Amberyl shook her glistening hair. “It is not my secret alone.”
Raistlin was silent. Amberyl did not speak either. Both sat listening to the hissing and popping of the wood and the whistling of the wind among the trees.
“So . . . I am to die, then,” Raistlin said, breaking the silence at last.
He didn’t sound angry, just weary and resigned.
“No, no, no!” Amberyl cried. Reaching out impulsively, she took his thin, wasted hand in her own, cradling her cheek against it. “No,” she repeated. “Because then I would die.”
Raistlin snatched his hand from hers. Propping himself up weakly on his elbow, his golden eyes glittering, he whispered hoarsely, “There is a cure? You can break this ... this enchantment?”
“Yes,” Amberyl answered without a voice, feeling the warm blood suffuse her face.
“How?” Raistlin demanded, his hand clenching. “First,” said Amberyl, swallowing, “I—I must tell you something about... about the Valin.”
“The what?” Raistlin asked quickly.
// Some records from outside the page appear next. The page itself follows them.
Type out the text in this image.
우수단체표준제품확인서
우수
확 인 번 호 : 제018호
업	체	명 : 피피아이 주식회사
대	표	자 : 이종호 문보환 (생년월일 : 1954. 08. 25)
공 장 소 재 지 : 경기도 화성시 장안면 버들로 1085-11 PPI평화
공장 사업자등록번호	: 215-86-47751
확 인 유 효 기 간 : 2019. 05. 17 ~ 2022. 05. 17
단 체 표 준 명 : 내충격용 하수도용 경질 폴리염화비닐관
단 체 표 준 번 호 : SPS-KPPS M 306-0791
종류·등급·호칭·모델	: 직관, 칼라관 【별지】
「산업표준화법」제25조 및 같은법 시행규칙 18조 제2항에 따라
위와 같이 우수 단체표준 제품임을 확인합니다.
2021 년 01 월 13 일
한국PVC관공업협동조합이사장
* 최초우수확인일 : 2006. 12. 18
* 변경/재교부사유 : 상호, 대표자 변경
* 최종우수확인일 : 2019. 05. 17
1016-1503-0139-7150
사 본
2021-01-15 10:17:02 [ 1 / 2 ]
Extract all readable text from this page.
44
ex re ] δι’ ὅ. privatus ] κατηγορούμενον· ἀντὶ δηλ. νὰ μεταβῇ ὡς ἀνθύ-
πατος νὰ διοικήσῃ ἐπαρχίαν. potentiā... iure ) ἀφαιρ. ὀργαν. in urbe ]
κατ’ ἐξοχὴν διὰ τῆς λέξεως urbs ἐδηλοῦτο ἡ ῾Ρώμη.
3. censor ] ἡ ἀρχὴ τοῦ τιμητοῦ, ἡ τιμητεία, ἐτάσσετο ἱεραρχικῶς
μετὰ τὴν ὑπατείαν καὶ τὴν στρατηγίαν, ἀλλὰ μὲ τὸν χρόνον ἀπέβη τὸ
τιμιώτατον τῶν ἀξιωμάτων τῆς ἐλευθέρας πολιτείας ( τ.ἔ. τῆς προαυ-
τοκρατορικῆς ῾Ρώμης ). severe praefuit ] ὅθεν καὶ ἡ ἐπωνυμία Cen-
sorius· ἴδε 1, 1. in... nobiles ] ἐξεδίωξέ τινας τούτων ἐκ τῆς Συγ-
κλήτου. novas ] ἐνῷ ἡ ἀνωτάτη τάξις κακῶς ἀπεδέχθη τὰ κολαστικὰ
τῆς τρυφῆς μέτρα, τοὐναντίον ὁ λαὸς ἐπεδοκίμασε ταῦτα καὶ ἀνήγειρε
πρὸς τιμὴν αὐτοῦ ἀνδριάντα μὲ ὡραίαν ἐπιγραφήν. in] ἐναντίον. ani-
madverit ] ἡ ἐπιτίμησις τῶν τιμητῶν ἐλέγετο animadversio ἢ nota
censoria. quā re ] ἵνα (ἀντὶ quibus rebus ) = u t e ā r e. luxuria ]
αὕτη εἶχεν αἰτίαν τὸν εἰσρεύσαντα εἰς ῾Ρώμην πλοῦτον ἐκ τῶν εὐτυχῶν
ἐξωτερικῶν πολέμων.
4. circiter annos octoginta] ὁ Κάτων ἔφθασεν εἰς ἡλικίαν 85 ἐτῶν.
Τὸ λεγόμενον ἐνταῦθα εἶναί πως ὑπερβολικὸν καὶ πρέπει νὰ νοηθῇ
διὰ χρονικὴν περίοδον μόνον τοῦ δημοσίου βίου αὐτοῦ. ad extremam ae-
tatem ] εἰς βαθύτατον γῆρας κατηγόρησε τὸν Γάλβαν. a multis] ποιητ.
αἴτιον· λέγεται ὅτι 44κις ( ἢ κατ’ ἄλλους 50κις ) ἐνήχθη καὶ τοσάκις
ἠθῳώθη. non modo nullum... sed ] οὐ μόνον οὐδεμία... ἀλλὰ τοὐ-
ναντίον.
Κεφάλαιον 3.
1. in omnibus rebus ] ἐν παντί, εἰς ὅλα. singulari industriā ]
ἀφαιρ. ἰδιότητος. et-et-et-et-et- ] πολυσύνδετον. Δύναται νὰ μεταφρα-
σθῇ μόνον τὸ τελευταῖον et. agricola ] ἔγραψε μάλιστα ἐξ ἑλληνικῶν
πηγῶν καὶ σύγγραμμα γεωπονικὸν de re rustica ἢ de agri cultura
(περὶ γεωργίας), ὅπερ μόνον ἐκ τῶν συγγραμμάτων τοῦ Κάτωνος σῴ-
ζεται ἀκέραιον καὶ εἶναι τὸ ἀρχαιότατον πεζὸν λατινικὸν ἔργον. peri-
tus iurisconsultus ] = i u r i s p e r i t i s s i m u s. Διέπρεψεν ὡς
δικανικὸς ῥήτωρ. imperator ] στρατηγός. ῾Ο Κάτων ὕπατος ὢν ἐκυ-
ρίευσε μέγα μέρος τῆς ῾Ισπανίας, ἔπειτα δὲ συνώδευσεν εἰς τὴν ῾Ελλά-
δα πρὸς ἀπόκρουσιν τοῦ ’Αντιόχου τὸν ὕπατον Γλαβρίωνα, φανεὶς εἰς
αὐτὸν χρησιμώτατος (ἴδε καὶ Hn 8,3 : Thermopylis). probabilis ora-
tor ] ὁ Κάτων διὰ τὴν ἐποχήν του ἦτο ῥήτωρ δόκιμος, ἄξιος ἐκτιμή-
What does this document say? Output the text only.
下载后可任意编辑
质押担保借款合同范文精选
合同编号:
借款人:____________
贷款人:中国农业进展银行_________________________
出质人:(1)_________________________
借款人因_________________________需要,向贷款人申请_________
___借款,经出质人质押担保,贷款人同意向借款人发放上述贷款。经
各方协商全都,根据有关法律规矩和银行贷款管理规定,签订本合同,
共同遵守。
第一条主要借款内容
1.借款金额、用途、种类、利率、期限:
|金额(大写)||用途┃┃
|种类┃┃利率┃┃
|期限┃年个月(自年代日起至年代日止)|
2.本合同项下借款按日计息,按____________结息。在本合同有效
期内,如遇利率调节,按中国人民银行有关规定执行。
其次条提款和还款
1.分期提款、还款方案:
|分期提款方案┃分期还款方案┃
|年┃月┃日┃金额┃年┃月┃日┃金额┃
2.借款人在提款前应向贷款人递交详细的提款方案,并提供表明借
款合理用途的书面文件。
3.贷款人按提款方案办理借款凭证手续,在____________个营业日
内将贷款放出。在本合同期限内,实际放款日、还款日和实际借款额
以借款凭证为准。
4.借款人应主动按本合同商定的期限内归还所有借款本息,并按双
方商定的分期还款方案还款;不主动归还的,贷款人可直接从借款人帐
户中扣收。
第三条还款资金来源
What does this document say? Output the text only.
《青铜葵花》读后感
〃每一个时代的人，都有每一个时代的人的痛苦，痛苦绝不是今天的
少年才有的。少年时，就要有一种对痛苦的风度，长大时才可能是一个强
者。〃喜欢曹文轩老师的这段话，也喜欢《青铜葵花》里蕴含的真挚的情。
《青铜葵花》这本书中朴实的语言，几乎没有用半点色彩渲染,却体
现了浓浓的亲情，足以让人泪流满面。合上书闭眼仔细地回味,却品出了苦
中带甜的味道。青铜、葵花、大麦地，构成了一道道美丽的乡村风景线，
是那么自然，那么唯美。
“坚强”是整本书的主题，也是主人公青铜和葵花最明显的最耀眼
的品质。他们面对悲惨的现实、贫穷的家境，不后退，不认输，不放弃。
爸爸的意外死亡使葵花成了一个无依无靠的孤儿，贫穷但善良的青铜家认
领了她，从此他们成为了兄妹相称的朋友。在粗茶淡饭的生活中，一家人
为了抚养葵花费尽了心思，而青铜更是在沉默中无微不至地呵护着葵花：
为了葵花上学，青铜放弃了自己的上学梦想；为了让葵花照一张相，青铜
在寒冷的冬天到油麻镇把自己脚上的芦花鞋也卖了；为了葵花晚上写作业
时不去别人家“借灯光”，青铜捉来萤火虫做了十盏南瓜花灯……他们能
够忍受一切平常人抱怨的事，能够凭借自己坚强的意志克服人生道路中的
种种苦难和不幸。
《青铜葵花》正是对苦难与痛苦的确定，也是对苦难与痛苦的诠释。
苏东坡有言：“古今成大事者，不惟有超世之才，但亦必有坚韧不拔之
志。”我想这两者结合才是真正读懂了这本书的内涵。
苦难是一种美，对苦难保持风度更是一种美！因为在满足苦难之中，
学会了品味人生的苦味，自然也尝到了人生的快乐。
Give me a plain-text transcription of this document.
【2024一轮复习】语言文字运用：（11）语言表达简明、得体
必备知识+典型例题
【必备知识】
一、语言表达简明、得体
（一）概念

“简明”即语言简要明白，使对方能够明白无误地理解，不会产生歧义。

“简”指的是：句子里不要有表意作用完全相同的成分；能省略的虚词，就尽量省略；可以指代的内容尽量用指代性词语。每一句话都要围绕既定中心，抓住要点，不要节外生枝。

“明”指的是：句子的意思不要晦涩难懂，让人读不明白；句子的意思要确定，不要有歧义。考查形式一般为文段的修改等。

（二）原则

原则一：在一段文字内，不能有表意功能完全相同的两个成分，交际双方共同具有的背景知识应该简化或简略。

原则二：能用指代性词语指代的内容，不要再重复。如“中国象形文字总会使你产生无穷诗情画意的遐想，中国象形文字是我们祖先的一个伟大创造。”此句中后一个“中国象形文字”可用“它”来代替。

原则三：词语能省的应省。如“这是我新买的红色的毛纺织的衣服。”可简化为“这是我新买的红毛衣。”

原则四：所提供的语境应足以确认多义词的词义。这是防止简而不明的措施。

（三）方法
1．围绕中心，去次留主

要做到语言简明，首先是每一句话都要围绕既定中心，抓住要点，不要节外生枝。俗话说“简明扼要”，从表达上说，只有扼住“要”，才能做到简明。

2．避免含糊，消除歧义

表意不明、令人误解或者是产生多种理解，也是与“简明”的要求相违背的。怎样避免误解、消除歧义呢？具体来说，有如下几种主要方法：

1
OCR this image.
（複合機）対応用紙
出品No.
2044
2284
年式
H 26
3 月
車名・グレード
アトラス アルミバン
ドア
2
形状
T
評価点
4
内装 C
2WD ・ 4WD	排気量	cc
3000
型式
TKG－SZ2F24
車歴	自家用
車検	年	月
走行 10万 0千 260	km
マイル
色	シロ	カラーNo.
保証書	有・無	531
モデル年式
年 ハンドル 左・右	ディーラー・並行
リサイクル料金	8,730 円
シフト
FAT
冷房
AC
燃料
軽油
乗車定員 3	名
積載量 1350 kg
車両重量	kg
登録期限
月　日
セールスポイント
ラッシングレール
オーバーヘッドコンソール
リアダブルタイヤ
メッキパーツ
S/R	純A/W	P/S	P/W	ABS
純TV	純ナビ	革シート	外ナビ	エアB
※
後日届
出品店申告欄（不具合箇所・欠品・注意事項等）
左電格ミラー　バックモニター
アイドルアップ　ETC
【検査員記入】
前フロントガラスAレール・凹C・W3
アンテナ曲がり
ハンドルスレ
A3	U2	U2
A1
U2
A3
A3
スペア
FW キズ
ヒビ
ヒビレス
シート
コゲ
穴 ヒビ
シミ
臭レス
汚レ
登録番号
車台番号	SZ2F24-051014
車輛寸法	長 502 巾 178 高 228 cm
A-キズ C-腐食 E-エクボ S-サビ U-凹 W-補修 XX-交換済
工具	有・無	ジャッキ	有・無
Amberyl could see his eyes flicker.
Even facing death, his mind was working, catching hold eagerly of this new information, storing it away.
“The Valin. That is what it is called in our language. It means ...” She paused, frowning, trying to think. “I suppose the closest meaning in your language is life-mate.”
The startled expression on the mage’s face was so funny that Amberyl laughed nervously. “Wait, let me explain,” she said, feeling her own face growing more and more flushed. “For reasons of our own, in ages so far back that they are past reckoning, my people fled this land and retreated to one where we could live undisturbed. Our race is, as you were able to detect, long-lived. But we are not immortal. As all others, in order for our race to survive, we must produce children. But there were few of us and fewer still as time went by. The land we chose to live in is a harsh one. We tend to be loners, living by ourselves with little interaction even among our own kind. What you know as families are unknown among us. We saw our race begin to dwindle and the elders knew that soon it must die out completely. They were able to establish the Valin to ensure that our young people... that they...” Raistlin’s face had not changed expression; his eyes continued to stare at her. But Amberyl could not continue speaking beneath that strange, unblinking gaze.
“You chose to leave your land?” Raistlin asked. “Or were you sent away?”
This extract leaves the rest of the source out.